His voice broke a bit under the blow his astonishing male vanity had received. And who was she, an orphan, to hold herself so high, when here was an honest man, a Texan, like himself?

Suddenly he reached out a lean brown hand. Her beauty was too much for him. The girl shrank, caught a cupped hand against her temple, where lay still the illicit kiss of the dark.

“No! No! You must not! No! I need some one, yes. I do! But I can’t——”

“I kin wait, Miss Taisie. I allowed to wait till we’d sold yore cows.

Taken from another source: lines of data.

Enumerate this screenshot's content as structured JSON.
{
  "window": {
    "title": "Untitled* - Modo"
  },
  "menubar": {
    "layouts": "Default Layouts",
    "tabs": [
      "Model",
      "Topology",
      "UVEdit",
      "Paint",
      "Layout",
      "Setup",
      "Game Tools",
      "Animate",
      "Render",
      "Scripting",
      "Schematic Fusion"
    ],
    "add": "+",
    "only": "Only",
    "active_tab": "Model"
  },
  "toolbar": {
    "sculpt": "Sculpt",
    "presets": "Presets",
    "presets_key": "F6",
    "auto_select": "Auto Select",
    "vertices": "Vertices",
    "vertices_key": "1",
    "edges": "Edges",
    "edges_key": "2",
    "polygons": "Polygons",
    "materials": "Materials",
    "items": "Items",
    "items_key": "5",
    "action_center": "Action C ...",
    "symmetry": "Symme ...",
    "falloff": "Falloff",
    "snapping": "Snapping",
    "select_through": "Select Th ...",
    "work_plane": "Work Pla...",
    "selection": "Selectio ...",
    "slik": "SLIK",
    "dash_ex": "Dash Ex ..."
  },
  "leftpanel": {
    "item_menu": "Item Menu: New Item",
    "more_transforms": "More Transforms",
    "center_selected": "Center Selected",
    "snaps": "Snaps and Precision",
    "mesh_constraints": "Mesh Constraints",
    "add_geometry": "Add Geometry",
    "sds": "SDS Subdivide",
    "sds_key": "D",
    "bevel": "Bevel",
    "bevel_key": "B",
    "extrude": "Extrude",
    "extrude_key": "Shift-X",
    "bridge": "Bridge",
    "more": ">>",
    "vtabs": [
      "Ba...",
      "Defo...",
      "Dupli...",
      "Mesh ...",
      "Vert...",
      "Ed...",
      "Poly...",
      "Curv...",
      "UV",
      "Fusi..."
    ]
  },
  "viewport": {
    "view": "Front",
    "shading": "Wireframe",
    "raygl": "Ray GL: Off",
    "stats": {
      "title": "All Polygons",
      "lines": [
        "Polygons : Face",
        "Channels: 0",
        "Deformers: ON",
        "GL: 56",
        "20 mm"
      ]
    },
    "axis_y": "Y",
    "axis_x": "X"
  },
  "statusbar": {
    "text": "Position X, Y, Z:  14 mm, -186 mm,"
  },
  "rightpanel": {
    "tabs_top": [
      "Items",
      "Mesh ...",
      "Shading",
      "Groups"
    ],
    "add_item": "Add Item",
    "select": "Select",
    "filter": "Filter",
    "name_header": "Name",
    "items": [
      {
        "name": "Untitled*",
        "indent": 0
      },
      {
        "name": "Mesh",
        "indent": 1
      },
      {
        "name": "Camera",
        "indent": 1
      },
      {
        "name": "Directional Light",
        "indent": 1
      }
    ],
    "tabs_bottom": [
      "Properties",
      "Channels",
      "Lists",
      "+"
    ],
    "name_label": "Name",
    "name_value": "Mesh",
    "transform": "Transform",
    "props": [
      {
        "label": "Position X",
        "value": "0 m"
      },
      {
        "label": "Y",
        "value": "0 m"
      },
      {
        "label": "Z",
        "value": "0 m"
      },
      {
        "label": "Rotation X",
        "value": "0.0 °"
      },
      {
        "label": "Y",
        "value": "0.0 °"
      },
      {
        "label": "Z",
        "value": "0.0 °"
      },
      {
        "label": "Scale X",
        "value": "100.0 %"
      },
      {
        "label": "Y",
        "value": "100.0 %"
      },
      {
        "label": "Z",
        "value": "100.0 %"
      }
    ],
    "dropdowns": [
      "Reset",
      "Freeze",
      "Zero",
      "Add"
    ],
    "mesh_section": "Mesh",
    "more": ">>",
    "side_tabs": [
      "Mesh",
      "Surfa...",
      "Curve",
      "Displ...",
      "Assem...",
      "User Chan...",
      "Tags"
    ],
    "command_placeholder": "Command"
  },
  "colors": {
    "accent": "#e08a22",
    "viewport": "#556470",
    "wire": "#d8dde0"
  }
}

I just thought things had broke so maybe it’d be best if I didn’t wait.”

“Wait!” was all she could say.

Torn and unhappy, she bent her bright head once more. He was man enough to go away. When he was gone she reflected that he had been man enough to come.

And thereafter, in yet more wretched self-searching, she reasoned that, after all, her fate now had cast her into a world where a woman’s range of choice was very narrow. After all, who was she, to ask the fulfillment of the old dream of human happiness? She sought comfort in philosophy. It is poor comfort for a woman.

CHAPTER XVIII
FLOTSAM

THE morning advanced. The riders had begun to reassert the dominance of man and horse over horned kine. Band joining band, converging, controlled, the approaching dust clouds seemed to show that ruin had not been complete; that the salvage was larger than an inexperienced man would have hoped.

“They got anyways a thousand head there,” said Dalhart to the cook. He swung into saddle and rode out, meeting Nabours, who came ahead, throwing up a hand.